Thanksgiving was the first major holiday spent without my Grandpa. Without any grandparent. I already knew this, but I can say with assuredly, I do not like holidays without grandparents. Quite frankly, it sucks.
I really struggled while Thanksgiving was approaching. My mom had asked me to bring some things to dinner and while I was shopping for ingredients and baking my creations, I kept picturing the whole family, it’s as thoughtI forget that I’ve lost people. That our numbers have decreased. Even worse, I kept picturing the whole family at my grandparents’ house. I forget it’s no longer a part of my life.
I don’t want to forget that house. I don’t want to forget the people responsible for creating the family that blesses my life.
Thanksgiving and Christmas were holidays best spent at Grandma and Grandpa’s house. We didn’t always celebrate there, but when we didn’t, I complained. I liked the feel of Grandma’s house when her couches were rearranged to make room for the little tree that was always a perfect fit. I loved how warm the living room was. How there was just enough room without being too much room.
I loved sitting on those green couches even when I was a little girl. I picture the holidays on those couches, in that house, with that “Grandma’s house” feeling. It’s the picture of Christmas most ingrained in my mind. To me, that’s what Christmas is.
My grandma passed away two days before Christmas, you would think that it would ruin Christmas for me. No, it’s almost as if my brain has chosen not to make that connection. Somewhere, I’ve pushed that reality aside and only picture the good things from Christmas. I just see us all together on Christmas, that’s all I remember. I don’t remember the more recent, cold Christmases, spent without my Grandmother.
It hurts that it’s not real. But what hurts even more, is the fear of those memories being replaced. As much as I can’t wait to see my grandparents again, I still hope to live a long life. If that is the case, I have many Christmases left to celebrate without my grandparents. What if I start picturing Christmas differently? What happens when those memories start to fade? What happens when I can remember the living room at Christmas but I can’t quite remember where everything went?

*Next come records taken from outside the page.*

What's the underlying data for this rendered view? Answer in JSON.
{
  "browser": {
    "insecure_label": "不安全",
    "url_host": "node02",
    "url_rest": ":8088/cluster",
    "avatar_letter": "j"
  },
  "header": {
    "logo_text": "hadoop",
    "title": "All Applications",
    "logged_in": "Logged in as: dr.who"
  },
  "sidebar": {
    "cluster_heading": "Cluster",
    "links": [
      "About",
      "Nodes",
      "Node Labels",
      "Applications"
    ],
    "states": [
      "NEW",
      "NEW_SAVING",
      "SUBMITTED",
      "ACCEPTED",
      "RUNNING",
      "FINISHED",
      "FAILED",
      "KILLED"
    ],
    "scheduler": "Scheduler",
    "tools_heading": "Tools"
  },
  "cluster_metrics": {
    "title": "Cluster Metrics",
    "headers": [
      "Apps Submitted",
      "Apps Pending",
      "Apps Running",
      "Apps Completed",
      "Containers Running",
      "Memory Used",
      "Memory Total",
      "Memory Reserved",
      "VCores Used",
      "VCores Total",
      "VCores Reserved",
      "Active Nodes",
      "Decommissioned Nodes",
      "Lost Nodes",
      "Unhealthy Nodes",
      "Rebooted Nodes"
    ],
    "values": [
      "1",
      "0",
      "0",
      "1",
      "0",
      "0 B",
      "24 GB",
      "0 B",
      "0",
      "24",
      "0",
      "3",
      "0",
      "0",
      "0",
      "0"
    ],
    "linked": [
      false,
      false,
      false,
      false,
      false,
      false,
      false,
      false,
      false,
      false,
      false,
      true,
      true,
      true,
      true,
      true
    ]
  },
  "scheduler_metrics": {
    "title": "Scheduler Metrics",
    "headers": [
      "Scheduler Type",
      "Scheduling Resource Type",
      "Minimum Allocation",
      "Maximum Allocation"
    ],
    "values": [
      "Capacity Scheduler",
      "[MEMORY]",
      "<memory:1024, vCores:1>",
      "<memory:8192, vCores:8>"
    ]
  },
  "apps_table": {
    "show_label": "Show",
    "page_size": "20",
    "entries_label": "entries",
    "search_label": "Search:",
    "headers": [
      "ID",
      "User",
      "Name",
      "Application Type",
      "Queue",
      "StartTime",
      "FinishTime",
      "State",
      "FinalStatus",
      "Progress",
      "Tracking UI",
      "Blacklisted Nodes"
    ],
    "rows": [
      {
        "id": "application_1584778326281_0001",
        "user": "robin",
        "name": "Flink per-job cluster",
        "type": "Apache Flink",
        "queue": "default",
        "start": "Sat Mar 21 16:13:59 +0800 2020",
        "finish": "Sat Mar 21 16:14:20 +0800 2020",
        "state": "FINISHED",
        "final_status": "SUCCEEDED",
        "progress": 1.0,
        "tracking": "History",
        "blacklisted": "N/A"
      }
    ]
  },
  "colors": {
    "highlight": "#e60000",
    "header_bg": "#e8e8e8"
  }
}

You lose so much when you lose someone you love. You lose smells, voices, and even memories, the things we are the most grateful for, begin to fade.
It’s not fair. I think it’s no coincidence that the holidays are such a painful time for those who have lost people they love and yet they are the time to remember that we have a Savior who allows us to return to one another.
I’m positive that’s not a coincidence. I am so grateful that Christmas to me is a religious observation reminding me of the role Christ plays in our lives and it is also a time of wonderful family memories, past and present.
All I can do is share my memories, write them down. I’ll paint them as best I can and hopefully I can look back to them and until I’m old and wrinkled, I can still remember what it felt like to be an 8-year old little girl pretending to be Mary in the Christmas Nativity we acted out in Grandma’s living room, until I’m able to take advantage of the greatest gift of all and join them for a family celebration once again.